Possibly, Microsoft may see its Windows 8 product as a dead end, with Windows 8.1 representing the product lifecycle going forward. However, July data measured by Net Applications show Windows 8 and Windows 8.1 to be nearly equally used, according to Web sampling data. Windows 8 had a 5.92 percent use rate vs. 6.56 percent for Windows 8.1.

The truncated extended support date for Windows 8 users does seem to be having some repercussions. For instance, AMD announced this month that it will no longer support Windows 8.0 with its Catalyst 14.6 beta product. That announcement seems very early since Windows 8.0 technically has extended support until Jan. 12, 2016.

AMD's announcement may have been the first of its kind with regard to Windows 8, but it may have been prompted by Microsoft's less-than-traditional interpretation of its product lifecycle in the case of Windows 8.

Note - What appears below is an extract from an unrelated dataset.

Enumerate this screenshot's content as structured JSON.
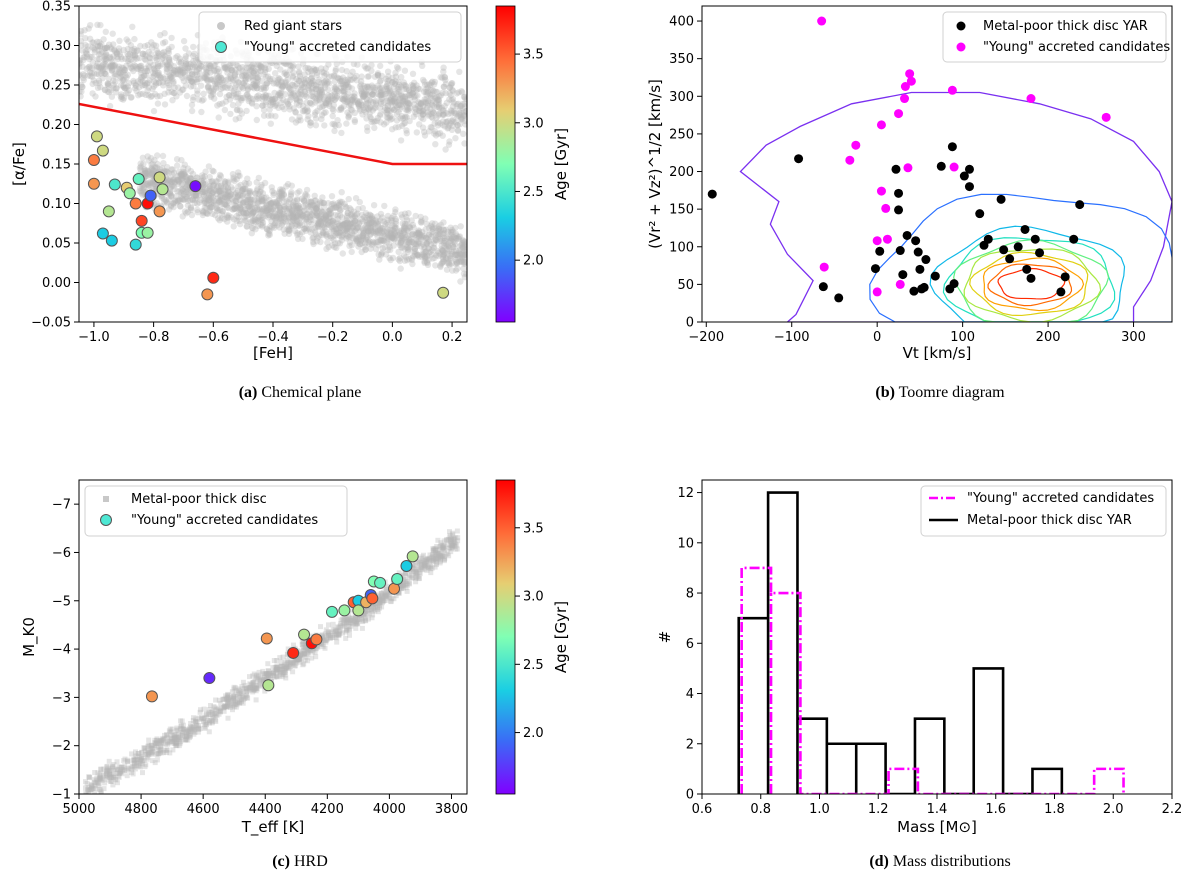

IT pros may have sat out such complexities associated with Windows 8, sticking with Windows 7 for various reasons. Clearly, though, Microsoft's support policies have changed in subtle ways with Windows 8, and those nuances need to be considered when planning an OS migration and considering future third-party software support. The nuances have also affected Microsoft's Internet Explorer browsers, which used to have product lifecycles strictly tied to the underlying Windows OS. Microsoft recently announced a new policy that truncates browser support after Jan. 12, 2016 for various older IE browsers.

The next Windows release, code-named "Threshold," purportedly will be designed to entice users off older Windows versions. Threshold, which might be "Windows 9" when released, is rumored to be arriving in the spring of 2015, according to veteran Microsoft watcher Mary Jo Foley, citing unnamed sources. Windows 9 might be a free upgrade, she has suggested. However, Microsoft has said very little about Threshold, so it remains to be seen. And if Windows 9 turns out to be a free upgrade, possibly it might not be free for all.